In it, Deb, who should be just relaxing after foot-surgery, grudgingly agrees to help out temporarily in the Sex Crimes Unit.
She gets involved solving the real reason why a popular sixteen year old would leap from a balcony.

This is tough work for Deb, who's own somewhat dysfunctional childhood keeps surfacing, especially when her younger sister Rhonda turns up, like a bad penny. When Deb's well-meaning mother and a friend of Deb's daughter Becky (the friend has turned to prostitution) are woven into the story, the tale becomes cathartic for victims of sexual abuse, and gives the reader a sense of how difficult it is for the police who try to
solve these cases.

I found it to be an excellent of Lee Martin's writing of some of her own experiences through the eyes of her heroine, much like her other works, and felt the somber tone was in keeping with the nature of these crimes.
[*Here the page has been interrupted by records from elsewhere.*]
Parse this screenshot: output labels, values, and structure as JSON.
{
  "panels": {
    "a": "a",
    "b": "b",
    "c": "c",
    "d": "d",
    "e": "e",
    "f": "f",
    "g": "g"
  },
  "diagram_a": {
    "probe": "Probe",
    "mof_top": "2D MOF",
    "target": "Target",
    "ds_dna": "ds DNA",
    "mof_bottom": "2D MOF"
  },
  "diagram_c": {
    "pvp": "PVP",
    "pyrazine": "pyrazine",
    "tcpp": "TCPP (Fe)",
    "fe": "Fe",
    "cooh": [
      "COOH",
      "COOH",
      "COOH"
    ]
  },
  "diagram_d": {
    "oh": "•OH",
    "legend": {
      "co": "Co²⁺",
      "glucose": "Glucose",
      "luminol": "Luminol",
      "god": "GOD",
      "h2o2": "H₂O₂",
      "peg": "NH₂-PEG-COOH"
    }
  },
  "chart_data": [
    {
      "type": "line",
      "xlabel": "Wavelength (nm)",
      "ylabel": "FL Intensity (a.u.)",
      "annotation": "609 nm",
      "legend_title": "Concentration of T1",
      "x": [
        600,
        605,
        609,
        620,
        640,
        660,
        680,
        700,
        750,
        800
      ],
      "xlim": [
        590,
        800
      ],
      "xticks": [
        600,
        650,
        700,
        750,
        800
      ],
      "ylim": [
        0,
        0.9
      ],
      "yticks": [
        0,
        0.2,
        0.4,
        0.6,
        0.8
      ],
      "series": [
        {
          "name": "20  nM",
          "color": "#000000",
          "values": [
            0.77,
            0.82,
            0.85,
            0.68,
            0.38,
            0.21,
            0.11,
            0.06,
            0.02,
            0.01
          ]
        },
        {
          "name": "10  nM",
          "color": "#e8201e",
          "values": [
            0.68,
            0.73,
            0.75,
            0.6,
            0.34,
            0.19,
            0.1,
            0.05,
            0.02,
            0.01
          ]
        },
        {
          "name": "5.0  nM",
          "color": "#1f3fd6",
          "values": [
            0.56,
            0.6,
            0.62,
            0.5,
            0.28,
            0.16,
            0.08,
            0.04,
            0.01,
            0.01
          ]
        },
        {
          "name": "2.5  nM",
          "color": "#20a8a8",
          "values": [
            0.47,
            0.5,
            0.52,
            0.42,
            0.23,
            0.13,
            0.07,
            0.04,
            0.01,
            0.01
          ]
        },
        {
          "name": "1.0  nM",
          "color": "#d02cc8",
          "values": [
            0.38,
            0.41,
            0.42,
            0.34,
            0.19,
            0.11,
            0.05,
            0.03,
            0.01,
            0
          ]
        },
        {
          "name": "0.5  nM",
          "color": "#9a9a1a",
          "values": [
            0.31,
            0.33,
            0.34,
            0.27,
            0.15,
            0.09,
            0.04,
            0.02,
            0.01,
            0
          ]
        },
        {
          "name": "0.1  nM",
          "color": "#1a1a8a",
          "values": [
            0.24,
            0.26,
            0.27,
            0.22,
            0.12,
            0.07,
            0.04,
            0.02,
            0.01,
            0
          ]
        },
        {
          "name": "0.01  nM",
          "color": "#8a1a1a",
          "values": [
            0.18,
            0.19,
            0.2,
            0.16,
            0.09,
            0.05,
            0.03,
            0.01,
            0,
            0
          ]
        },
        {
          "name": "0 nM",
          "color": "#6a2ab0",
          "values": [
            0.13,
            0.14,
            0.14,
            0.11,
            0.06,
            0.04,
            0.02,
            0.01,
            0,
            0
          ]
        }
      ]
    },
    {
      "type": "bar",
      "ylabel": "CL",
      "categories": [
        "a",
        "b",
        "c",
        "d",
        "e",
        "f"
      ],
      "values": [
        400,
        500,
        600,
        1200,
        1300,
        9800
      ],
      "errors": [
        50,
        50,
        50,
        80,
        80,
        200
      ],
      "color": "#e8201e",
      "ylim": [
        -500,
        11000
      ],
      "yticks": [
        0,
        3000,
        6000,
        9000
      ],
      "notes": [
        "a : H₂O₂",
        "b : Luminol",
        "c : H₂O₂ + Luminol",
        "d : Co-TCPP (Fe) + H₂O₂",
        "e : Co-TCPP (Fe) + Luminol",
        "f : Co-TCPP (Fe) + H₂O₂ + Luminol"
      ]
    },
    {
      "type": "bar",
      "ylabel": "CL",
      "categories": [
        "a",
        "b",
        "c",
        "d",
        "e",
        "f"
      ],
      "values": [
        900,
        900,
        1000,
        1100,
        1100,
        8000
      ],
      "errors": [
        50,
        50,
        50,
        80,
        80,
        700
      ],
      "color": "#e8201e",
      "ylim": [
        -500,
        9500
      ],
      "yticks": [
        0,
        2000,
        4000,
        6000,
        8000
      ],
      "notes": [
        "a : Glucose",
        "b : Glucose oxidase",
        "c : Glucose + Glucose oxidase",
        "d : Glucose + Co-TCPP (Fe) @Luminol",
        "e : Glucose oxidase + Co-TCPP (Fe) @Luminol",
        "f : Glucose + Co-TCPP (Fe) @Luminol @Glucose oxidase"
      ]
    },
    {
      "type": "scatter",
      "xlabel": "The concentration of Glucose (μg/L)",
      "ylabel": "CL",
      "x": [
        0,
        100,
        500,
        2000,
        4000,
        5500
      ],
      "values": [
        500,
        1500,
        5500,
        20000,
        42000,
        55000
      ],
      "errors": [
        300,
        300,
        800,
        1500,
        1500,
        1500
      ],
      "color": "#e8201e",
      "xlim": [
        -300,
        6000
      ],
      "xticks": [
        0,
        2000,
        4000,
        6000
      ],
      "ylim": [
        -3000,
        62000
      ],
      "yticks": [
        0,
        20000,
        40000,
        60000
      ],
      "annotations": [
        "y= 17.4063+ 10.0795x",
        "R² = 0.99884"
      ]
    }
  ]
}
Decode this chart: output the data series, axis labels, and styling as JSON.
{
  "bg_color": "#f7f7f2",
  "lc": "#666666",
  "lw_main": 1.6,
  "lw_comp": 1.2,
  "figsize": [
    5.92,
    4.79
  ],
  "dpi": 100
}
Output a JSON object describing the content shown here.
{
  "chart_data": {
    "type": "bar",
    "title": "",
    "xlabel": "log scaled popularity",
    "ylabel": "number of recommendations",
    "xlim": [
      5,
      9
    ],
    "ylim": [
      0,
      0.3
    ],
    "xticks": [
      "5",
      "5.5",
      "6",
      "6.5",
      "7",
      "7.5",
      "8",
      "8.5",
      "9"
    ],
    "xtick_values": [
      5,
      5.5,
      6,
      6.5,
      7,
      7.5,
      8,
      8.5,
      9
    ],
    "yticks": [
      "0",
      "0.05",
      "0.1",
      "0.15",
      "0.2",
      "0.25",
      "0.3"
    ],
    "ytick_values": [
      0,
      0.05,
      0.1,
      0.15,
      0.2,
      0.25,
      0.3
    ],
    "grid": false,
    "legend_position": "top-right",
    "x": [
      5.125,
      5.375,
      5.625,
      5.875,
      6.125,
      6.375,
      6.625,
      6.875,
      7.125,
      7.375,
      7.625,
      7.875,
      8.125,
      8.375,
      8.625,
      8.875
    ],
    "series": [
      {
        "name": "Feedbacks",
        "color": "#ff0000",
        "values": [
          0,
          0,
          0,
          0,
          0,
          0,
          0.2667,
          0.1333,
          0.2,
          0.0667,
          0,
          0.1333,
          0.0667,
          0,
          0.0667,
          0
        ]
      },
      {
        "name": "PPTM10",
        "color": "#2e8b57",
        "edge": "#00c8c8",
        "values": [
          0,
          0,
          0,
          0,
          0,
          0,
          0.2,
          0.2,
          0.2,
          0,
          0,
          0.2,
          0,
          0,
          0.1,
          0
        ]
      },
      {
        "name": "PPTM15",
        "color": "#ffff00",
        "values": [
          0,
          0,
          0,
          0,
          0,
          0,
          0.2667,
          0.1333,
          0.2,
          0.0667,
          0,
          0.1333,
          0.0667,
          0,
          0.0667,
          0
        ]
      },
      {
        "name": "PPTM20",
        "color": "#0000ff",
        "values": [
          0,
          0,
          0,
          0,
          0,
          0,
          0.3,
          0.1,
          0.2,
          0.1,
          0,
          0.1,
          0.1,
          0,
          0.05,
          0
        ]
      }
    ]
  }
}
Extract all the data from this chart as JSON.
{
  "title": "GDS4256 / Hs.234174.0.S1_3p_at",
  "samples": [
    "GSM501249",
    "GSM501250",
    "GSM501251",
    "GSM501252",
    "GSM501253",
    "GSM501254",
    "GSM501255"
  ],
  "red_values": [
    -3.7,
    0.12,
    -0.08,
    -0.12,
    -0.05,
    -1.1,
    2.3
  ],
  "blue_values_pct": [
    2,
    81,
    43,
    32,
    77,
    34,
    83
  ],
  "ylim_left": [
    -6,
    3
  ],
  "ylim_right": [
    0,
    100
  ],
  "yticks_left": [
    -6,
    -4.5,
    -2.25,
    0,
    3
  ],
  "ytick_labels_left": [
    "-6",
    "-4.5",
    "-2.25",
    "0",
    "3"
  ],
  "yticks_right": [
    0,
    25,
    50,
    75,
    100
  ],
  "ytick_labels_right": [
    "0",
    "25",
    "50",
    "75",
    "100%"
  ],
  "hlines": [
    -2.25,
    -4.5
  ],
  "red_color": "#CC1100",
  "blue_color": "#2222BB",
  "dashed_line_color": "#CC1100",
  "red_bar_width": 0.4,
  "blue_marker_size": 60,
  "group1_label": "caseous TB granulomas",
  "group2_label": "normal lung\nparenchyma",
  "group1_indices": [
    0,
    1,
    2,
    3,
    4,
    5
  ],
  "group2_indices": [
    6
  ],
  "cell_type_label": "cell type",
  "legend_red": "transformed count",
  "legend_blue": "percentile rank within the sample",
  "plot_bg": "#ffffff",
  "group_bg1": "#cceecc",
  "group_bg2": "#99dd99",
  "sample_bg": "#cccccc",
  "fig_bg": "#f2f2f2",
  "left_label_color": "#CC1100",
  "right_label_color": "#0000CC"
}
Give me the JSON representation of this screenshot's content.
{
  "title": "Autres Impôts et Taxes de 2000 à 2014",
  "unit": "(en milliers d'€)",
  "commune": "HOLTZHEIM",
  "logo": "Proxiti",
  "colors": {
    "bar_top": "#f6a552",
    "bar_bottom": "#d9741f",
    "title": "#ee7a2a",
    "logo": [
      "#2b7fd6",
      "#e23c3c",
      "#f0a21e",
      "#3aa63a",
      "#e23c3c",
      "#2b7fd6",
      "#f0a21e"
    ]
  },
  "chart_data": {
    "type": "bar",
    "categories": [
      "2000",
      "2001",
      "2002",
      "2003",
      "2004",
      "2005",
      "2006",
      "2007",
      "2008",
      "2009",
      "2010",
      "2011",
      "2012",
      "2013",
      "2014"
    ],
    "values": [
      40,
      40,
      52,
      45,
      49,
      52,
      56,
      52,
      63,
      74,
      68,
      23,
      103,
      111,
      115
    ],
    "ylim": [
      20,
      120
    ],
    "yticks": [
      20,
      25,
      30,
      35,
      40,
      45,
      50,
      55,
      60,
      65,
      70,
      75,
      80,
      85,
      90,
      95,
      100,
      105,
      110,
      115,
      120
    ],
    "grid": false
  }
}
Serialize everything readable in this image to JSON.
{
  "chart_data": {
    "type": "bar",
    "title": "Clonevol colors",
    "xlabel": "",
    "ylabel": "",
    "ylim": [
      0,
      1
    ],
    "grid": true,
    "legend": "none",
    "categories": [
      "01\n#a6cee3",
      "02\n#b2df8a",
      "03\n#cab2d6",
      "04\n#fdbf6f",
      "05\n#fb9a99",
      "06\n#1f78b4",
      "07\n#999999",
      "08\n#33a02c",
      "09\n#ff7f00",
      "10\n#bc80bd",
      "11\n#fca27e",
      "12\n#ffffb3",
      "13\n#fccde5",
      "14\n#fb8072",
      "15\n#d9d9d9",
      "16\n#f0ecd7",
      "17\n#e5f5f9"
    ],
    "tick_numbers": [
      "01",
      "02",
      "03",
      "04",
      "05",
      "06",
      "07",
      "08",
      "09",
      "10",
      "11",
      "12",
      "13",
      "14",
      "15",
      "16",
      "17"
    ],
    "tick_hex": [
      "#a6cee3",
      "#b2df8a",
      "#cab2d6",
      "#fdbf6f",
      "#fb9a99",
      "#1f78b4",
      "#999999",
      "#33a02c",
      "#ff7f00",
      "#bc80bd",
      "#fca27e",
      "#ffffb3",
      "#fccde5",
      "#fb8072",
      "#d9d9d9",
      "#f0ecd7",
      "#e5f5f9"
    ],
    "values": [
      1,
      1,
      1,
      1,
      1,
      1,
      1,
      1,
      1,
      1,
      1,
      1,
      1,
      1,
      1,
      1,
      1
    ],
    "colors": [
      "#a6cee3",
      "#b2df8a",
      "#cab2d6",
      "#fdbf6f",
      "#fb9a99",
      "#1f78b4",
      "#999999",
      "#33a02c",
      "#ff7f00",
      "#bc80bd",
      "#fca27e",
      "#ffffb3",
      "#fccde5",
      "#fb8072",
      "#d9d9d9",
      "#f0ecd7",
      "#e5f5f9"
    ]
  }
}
Read it if you can get your hands on it!

Rating: 2 stars
Summary: My Only Disappointment from this otherwise wonderful writer
Review: Lee Martin is, in my opinion, one of the best mystery writers of the last 20 years of the twentieth century. Her character, Deb Ralston, is both engaging and does what reaches me: uses her own religious faith (as it is in the process of developing, in this series of books) to help her solve the crimes she is working on. This is one of the rare Police Procedural series where the protagonist is married, has a family, and what happens with them is equally important to the plot.
Unfortunately, this book was the one disappointment I had in this series. There is no question that this book was a personal testimony of Ms. Martin, as she is/was working through her own experience of being molested while a child.
But because this was so personal a story, the story itself became a screed, rather than a great story (which categorizes all of her other books.)
I'm sure it would be helpful to those who are working through their own negative experiences as children. But as a mystery story, it was not a good offering.